Les nourrissons qui ont de la fièvre sont souvent irritables, dorment mal et mangent peu. Les enfants plus âgés se désintéressent des activités ludiques. De manière générale, plus la fièvre est élevée, plus l’enfant devient irritable et désintéressé. Cependant, les enfants avec une forte fièvre semblent parfois étrangement bien portants. Lorsque la température augmente et chute rapidement, l’enfant peut souffrir de convulsions (crises hyperpyrétiques, Crises hyperpyrétiques). La fièvre est rarement élevée au point de rendre l’enfant apathique, somnolent et amorphe.

Causes

La fièvre survient en réaction à une infection, une blessure ou une inflammation et elle a de nombreuses causes. Les causes probables de fièvre varient en fonction de la durée, moins de 7 jours (aiguë), ou plus de 7 jours (chronique), ainsi que de l’âge de l’enfant.

Fièvre aiguë

La fièvre aiguë chez les nourrissons et les enfants est généralement causée par une infection.
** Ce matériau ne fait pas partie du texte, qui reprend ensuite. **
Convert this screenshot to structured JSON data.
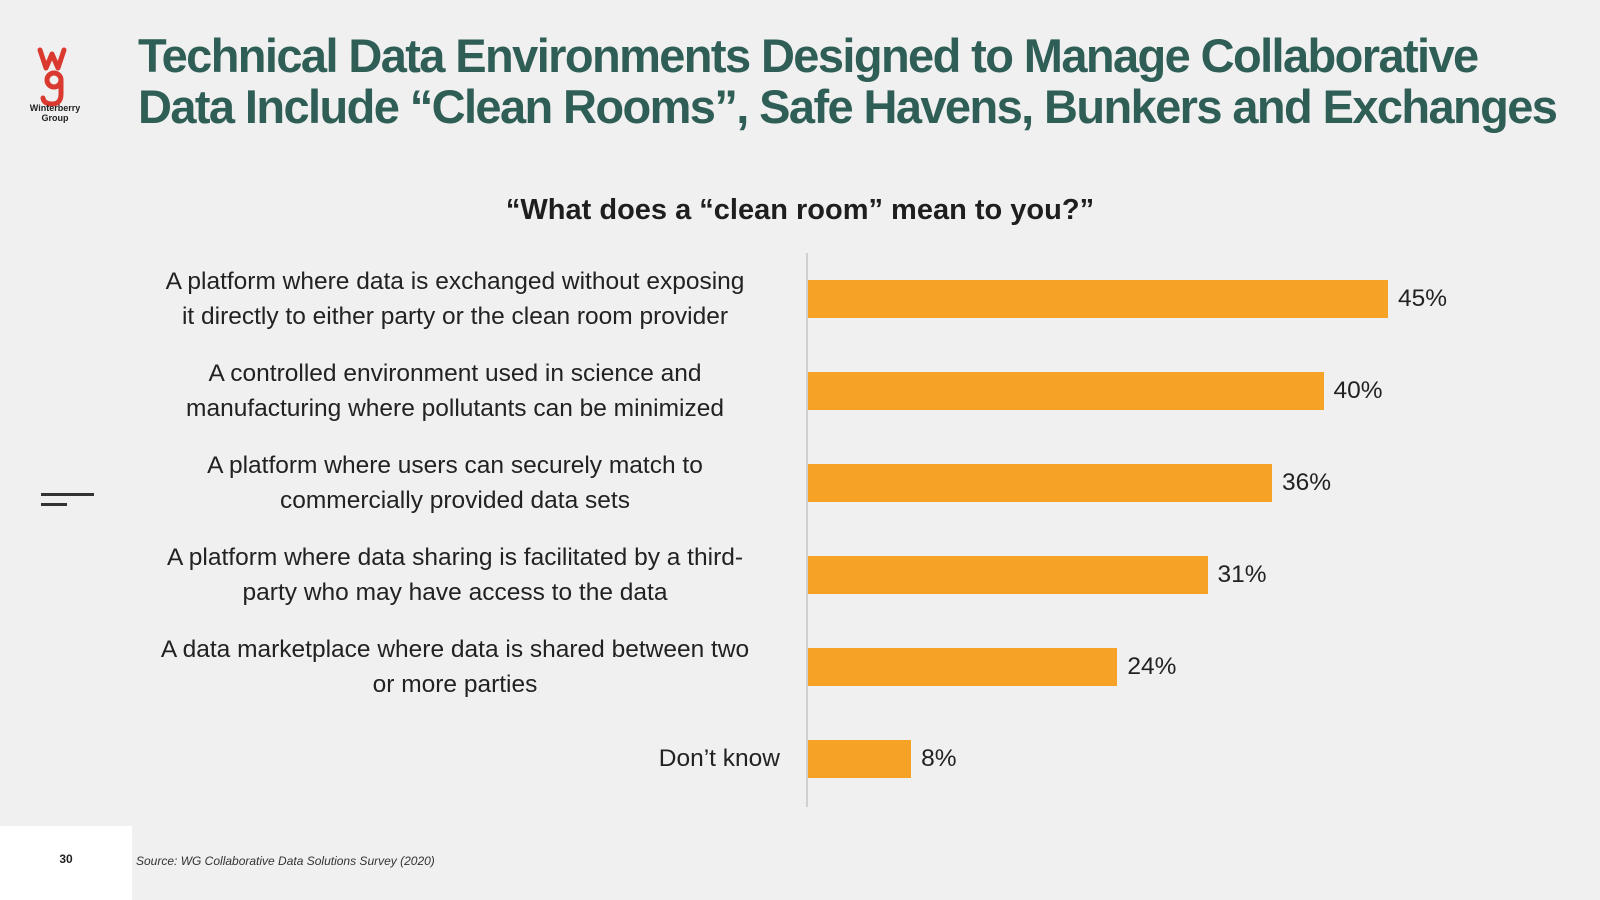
{
  "brand": {
    "logo_text_line1": "Winterberry",
    "logo_text_line2": "Group",
    "logo_color": "#d9392f"
  },
  "slide": {
    "title_line1": "Technical Data Environments Designed to Manage Collaborative",
    "title_line2": "Data Include “Clean Rooms”, Safe Havens, Bunkers and Exchanges",
    "title_color": "#2e5e55",
    "page_number": "30",
    "source": "Source: WG Collaborative Data Solutions Survey (2020)"
  },
  "chart_data": {
    "type": "bar",
    "orientation": "horizontal",
    "title": "“What does a “clean room” mean to you?”",
    "xlabel": "",
    "ylabel": "",
    "xlim": [
      0,
      50
    ],
    "bar_color": "#f5a226",
    "categories": [
      {
        "line1": "A platform where data is exchanged without exposing",
        "line2": "it directly to either party or the clean room provider"
      },
      {
        "line1": "A controlled environment used in science and",
        "line2": "manufacturing where pollutants can be minimized"
      },
      {
        "line1": "A platform where users can securely match to",
        "line2": "commercially provided data sets"
      },
      {
        "line1": "A platform where data sharing is facilitated by a third-",
        "line2": "party who may have access to the data"
      },
      {
        "line1": "A data marketplace where data is shared between two",
        "line2": "or more parties"
      },
      {
        "line1": "Don’t know",
        "line2": ""
      }
    ],
    "values": [
      45,
      40,
      36,
      31,
      24,
      8
    ],
    "value_labels": [
      "45%",
      "40%",
      "36%",
      "31%",
      "24%",
      "8%"
    ]
  }
}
Une poussée dentaire est rarement responsable d’une fièvre de plus de 38 °C.

Les causes les plus courantes sont :

  • Infections respiratoires d’origine virale, comme le rhume ou la grippe

  • Gastro-entérite (infection de l’appareil digestif) d’origine virale

  • Certaines infections bactériennes, en particulier les infections de l’oreille (otite moyenne), les infections des sinus, la pneumonie et les infections des voies urinaires

Les nouveau-nés et les tout-petits courent plus de risques de contracter certaines infections graves parce que leur système immunitaire n’est pas complètement développé. Ces infections, qui peuvent avoir été contractées avant la naissance ou pendant l’accouchement, sont entre autres la septicémie (grave infection généralisée), la pneumonie et la méningite.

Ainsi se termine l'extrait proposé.